Some asset managers are finding the silver lining in the U.S. Securities and Exchange Commission's N-PORT and N-CEN reporting regimes, according to industry insiders.
"When you think of what it takes to create a filing for a regulator and what it takes to create a filing or a report for an investor, there is not that much difference between them besides form, look and feel, and output," Todd Moyer, COO of Confluence, told Markets Media. "A lot of the data is extremely similar."
He estimated that 80% of the data is the same for most filings.
"There are tweaks here and there," Moyer added. "You might need a specific data for different filings, but this commonality is changing how firms look at things."
There is no reason why the data on a firm's fact sheets should be different from its annual statement or regulatory filings even if the data comes from disparate systems, he noted.
However, leveraging the same data for regulatory or client reporting is not a situation where the buy-side firms can use its old strategy of throwing bodies at a problem.

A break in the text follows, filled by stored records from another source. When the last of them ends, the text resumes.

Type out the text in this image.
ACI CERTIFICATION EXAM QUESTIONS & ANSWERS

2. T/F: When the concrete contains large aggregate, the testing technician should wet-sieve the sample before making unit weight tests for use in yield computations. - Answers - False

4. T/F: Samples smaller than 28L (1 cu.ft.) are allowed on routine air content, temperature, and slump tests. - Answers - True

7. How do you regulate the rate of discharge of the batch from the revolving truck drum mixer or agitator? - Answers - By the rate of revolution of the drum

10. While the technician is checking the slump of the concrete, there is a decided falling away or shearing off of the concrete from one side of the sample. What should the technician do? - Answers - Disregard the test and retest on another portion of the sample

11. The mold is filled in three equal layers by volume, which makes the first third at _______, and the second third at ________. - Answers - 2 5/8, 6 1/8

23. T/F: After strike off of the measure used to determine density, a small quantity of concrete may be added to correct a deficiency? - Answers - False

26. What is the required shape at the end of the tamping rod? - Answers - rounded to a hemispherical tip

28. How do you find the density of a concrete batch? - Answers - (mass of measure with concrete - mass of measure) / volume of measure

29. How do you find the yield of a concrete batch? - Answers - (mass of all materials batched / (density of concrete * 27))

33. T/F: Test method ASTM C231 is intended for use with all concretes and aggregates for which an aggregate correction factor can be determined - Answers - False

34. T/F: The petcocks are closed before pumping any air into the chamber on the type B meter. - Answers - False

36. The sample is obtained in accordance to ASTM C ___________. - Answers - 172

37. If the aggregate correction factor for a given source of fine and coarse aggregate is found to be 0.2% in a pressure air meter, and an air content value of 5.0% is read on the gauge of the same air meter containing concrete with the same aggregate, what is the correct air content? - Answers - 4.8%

The amount of data that firms are accumulating internally and from third-party providers is more than asset managers have collected in the past, according to Moyer.
"We are talking about often more than 40 data sources to make up one SEC N-Port filing," he said.
The shortened monthly reporting cycles also make it difficult for back-office operations, which typically are geared for quarterly reporting, to support the reporting processes manually.
Besides the drive towards greater automation, firms have re-focused their perspective on the data first and then the eventual output of the process, according to Moyer. "It is not only spoken about in back-office requests-for-proposals more frequently, but it is being required," he added.
The data-first approach allows for back-office flexibility, especially when there are major and minor changes to reporting requirements. "There are always changes," noted Moyer.
Between when the Irish Central Bank announced similar regulatory reporting requirements and when they went live six months later, it changed those requirements 120 times, according to Moyer.
"They changed the way they wanted to consume the data, the way they wanted to handle the data, and added new questions," he explained.